Ne sera-ce jamais les bouchers qu'on assomme?
Est-ce que va cesser de m'appeler l'azur?
Est-ce que vont cesser les tourments de l'amour?
Est-ce que le dégoût va vicier l'air pur?
Est-ce qu'on connaîtra la souffrance, toujours?
J'avais rêvé d'un ciel sur la planète terre
Où le coeur garderait le feu de la jeunesse,
La douceur de l'enfant et la soif des caresse:
Ce n'est pas impossible, ô crions-le, mes frères!
16 avril 1939.
Publié dans "Le Sol Clair" n°2 du 1er Mai 1939.

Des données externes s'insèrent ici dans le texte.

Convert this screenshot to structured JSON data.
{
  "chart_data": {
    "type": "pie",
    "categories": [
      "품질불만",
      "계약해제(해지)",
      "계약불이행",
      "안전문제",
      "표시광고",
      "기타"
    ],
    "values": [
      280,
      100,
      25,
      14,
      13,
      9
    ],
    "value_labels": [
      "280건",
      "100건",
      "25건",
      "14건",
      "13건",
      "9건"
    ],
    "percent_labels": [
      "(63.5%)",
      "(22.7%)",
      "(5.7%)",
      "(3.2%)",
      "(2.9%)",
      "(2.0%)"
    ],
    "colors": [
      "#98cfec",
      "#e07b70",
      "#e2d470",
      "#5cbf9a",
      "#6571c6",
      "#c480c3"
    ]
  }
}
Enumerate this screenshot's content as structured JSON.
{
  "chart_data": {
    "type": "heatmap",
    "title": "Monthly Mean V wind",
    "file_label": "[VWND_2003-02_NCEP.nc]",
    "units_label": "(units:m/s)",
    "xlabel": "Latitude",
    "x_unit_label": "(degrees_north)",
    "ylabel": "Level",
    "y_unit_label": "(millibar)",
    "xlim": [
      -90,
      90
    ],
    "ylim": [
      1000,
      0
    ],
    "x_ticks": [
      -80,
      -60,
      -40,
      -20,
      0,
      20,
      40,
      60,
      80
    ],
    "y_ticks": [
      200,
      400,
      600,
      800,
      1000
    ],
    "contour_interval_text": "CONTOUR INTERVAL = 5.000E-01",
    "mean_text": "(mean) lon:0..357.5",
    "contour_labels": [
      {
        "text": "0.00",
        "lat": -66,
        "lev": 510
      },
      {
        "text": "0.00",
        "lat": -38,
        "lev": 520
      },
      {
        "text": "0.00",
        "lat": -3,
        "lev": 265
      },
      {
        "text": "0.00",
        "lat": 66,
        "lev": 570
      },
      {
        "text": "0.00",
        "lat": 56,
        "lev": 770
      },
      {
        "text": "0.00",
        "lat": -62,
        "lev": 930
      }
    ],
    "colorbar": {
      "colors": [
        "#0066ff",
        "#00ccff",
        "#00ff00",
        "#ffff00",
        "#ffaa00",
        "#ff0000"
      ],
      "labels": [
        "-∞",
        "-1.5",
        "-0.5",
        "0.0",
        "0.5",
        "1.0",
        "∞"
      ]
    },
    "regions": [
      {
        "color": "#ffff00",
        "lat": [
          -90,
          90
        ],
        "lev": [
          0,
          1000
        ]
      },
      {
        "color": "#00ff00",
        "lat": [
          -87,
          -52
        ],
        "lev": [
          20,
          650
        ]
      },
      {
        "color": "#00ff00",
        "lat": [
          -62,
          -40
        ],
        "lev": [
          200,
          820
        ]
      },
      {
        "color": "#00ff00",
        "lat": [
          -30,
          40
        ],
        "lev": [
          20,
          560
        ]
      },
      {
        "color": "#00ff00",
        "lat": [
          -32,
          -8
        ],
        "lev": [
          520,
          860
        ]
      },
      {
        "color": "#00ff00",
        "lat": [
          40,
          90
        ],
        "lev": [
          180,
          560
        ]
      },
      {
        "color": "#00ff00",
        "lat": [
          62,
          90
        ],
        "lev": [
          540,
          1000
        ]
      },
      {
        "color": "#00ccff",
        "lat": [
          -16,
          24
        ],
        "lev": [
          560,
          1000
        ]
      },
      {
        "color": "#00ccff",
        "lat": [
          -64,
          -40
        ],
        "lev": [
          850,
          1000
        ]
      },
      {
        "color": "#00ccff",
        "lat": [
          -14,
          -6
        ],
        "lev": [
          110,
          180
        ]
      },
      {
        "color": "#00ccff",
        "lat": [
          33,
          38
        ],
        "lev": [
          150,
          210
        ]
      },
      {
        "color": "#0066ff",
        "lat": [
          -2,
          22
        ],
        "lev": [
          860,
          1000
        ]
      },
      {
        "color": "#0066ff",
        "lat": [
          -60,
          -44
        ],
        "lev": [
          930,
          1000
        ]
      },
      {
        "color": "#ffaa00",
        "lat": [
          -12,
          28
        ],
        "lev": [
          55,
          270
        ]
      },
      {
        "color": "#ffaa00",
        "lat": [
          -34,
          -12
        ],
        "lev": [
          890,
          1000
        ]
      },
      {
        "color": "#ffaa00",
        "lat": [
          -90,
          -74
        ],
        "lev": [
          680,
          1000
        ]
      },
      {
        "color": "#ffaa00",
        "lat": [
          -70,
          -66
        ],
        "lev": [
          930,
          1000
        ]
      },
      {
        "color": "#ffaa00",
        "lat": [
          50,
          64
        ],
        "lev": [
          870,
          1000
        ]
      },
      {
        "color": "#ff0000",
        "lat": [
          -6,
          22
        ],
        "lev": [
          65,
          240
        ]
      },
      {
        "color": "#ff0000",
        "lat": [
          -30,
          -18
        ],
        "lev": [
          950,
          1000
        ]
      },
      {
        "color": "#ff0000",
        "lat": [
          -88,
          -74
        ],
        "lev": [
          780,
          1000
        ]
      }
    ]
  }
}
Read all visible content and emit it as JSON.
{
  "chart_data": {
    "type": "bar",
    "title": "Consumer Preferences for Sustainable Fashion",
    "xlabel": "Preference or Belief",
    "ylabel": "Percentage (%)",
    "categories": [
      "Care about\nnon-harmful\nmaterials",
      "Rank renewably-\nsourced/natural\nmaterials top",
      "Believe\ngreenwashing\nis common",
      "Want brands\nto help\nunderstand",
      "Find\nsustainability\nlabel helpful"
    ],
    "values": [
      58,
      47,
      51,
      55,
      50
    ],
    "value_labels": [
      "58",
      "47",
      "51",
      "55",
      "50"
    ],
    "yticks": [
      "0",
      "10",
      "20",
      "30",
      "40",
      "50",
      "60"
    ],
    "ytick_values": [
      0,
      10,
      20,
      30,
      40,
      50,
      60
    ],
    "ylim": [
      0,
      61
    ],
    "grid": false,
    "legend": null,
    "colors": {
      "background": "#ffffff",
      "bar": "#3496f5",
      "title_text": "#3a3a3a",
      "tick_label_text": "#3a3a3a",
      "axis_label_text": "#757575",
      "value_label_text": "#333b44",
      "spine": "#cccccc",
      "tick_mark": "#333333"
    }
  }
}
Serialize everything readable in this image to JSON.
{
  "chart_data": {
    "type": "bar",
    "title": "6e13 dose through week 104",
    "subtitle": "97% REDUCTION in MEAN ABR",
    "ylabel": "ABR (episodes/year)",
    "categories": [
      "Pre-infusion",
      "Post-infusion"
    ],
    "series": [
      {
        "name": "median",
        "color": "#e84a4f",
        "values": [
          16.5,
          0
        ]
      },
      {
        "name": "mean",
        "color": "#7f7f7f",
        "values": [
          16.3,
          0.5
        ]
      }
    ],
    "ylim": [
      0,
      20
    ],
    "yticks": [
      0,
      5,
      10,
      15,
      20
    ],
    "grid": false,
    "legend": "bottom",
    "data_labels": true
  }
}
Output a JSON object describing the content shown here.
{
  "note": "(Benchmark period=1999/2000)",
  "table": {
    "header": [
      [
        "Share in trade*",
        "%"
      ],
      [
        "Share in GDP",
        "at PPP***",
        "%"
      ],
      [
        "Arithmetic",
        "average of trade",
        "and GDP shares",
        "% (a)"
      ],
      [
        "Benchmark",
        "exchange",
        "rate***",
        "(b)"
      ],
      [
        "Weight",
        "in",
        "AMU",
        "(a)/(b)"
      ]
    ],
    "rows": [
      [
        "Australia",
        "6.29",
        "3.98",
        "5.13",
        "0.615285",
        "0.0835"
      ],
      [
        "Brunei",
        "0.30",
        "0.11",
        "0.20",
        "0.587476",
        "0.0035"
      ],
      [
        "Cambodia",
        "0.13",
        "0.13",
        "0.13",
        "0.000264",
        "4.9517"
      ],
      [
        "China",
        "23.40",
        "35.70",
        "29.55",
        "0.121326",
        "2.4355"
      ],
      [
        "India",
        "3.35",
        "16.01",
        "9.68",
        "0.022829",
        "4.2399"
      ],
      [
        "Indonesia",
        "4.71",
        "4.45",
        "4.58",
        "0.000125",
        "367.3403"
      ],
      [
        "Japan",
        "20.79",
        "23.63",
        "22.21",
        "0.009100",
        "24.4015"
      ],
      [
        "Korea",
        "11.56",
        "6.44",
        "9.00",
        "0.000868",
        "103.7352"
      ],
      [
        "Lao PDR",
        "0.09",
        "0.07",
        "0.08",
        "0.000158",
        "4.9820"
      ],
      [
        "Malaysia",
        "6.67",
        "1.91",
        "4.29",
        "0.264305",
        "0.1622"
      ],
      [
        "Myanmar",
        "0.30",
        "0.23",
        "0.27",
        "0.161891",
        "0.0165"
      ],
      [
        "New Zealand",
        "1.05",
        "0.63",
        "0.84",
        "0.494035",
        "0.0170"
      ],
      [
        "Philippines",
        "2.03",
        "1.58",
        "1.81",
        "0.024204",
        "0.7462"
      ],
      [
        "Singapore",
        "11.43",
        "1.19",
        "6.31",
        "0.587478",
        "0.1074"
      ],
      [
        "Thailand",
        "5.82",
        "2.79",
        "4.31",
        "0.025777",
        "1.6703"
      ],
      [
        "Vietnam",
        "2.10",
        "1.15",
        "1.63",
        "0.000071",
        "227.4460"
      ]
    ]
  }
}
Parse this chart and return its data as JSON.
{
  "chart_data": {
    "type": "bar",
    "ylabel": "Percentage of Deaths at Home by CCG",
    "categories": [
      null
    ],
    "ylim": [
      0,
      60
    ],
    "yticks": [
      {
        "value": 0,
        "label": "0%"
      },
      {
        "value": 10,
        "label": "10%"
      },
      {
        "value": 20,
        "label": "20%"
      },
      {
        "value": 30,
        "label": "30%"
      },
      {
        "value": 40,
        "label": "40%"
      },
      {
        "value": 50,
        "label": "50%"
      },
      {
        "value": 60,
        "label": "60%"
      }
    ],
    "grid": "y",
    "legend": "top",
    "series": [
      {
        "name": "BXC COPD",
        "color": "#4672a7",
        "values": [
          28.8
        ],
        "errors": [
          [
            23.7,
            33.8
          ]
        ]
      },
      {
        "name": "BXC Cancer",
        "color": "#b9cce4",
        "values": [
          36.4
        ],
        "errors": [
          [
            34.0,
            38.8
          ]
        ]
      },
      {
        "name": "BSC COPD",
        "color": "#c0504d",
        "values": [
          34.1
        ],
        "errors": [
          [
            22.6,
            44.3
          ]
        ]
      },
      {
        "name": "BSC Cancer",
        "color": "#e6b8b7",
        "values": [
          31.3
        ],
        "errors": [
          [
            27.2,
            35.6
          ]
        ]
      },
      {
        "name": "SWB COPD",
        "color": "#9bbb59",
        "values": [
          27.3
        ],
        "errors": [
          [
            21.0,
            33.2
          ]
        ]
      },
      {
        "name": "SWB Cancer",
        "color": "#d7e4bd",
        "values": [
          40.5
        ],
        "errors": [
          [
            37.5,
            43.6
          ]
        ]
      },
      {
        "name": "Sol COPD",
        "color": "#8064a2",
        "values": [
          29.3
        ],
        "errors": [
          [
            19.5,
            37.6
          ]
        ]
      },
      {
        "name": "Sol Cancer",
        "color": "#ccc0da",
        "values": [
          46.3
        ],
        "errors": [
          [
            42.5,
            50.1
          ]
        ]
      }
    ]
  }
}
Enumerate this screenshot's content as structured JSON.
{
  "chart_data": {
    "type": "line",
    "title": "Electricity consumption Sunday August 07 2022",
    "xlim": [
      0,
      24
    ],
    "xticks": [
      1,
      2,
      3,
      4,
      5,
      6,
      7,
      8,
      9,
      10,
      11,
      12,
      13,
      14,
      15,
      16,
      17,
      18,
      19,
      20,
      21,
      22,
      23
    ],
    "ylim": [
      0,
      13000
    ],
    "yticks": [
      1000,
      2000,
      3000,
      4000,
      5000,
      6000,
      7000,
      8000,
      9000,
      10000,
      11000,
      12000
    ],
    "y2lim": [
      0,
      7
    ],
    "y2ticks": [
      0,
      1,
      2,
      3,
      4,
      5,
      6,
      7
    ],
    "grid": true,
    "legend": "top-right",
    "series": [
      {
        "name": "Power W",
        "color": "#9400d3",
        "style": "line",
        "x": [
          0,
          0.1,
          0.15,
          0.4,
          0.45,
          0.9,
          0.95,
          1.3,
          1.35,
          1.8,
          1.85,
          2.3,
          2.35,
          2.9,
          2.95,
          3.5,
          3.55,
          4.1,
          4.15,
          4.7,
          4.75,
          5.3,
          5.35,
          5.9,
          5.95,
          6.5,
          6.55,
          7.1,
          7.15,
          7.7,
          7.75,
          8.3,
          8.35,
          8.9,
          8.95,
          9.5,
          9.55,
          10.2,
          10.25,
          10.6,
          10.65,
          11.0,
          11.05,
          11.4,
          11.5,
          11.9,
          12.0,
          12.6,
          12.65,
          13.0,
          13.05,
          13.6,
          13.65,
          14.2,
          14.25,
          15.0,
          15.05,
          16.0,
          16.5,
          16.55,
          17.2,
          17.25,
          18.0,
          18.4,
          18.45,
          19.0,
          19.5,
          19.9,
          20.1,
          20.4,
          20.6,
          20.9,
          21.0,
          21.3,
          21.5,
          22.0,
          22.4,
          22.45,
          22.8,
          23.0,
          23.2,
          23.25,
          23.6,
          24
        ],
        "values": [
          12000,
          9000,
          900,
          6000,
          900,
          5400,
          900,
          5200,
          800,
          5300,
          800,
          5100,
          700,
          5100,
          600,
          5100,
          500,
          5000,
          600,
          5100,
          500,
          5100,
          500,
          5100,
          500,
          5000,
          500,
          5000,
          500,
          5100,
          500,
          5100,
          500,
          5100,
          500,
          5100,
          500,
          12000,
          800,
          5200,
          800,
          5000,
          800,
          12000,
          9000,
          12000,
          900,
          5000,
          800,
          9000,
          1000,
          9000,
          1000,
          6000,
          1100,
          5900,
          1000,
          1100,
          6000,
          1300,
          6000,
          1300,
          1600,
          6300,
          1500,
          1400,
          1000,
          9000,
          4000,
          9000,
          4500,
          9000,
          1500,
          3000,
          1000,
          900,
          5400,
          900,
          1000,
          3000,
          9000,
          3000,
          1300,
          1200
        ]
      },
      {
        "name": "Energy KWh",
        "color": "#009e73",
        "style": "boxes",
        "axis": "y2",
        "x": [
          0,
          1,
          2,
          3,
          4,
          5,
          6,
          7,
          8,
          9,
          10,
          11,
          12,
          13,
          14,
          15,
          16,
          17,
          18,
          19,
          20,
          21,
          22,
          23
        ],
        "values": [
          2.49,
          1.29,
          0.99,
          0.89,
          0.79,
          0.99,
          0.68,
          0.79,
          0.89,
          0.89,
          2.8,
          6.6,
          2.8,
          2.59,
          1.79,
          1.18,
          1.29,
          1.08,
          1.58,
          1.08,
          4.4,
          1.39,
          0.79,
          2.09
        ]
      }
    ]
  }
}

Traînant derrière ton talon
Le boulet de tes préjugés
A chaque pas tu dis: "Allons,
Mais... comment serai-je jugé?"
Et tu crois affranchie ta vie
Mais tu n'es pas un homme libre:
Ta table d'esclave est servie
Ton boulet est d'un beau calibre!
La chaîne du qu'en dira-t-on,
Lourde, aux maillons nombreux, serrés,
Faite de traités, de dictons,
Elle te tient bien enserré!
Réveille-toi, allons secoue
Ce joug de la morale austère
Dont chaque hypocrite s'engoue!
Et ta pensée, pourquoi la taire?
O frère épris de Liberté,
Commence donc par t'affranchir
D'une éternelle puberté:
Montre-toi nu pour te blanchir!
Publié dans "Le Sol Clair" n°2, le 1er Mai 1939
O mon Dieu rendez-moi mon petit coeur d'enfant,
Ce coeur vierge d'amour, d'élan et de tendresse,
Vierge de souvenirs et de toute détresse
Que n'a pas défloré le désir étouffant.
O mon Dieu vous savez que mon coeur est bouffant
De sombre désespoir, avide de caresse,
Qu'il adore toujours l'impossible déesse
D'un amour exclusif et jaloux, qui le fend.
O mon Dieu s'il m'arrive parfois de prier
Simplement - seul toujours - votre miséricorde,
C'est que l'enfant qui souffre a besoin de crier...
C'est donc qu'il reste encor en ce coeur une corde
Avide de Beauté, d'entière Pureté,
Et que n'a pas pu briser, Destin, ta dureté!
Publié dans "Le Sol Clair" n°2, le 1er Mai 1939
« Les vers du poète offrent aux hommes
les significations qui leur plaisent. »
(R.TAGORE)
La clarté lunaire
De l’écran,
Blafardement éclaire
Deux grands tabliers blancs.
Et le métal, les électrons
Qui dansent une sarabande,
Pour que les malades attendent
Leur fredonnent une chanson.
Les rayons traversent les corps,
Traduisent sur un simple verre…
La science de l’homme éclaire
En image les désaccords…
Si vous pouviez voir en mon cœur :
Cime, abîme, ruisseaux de pleurs,
Ses océans et ses pirogues !
O vous, les savants radiologues…
Saint-Jean-d’Aulph, 30-12-1938.
Poème extrait de "Chacun sa croix", 1940.
Ce matin j'ai cueilli, dans la douce rosée
La pervenche d'azur en un coin d'ombre frais:
J'ai cru que ton regard, quand ma main s'est posée
- Regard limpide en l'herbe humide - m'appelait.
Et je suis revenu portant dans ce bouquet
Tes yeux adolescents, cette fleur de toi-même
Qui reflète un troublant infini, et que j'aime...
Ô les cieux, le printemps, des yeux dans un bouquet!
J'ai placé dans un vase, auprès de ton portrait
La pervenche d'azur qui te donnait sa vie,
Et le bleu de la fleur, à la photographie
Passa : ton regard cher lentement s'éclairait...
Aujourd'hui je t'attends: et j'ai le tendre espoir
Que tu viendras enfin et que je pourrai voir
Plus profond, plus subtil, plus beau que la pervenche,
Ton regard doux et bleu, où ton âme se penche.
St-Jean d'Aulph, 21 avril 1939.
Poème extrait de "La Chanson simple", Le Sol Clair éditeur, 1946.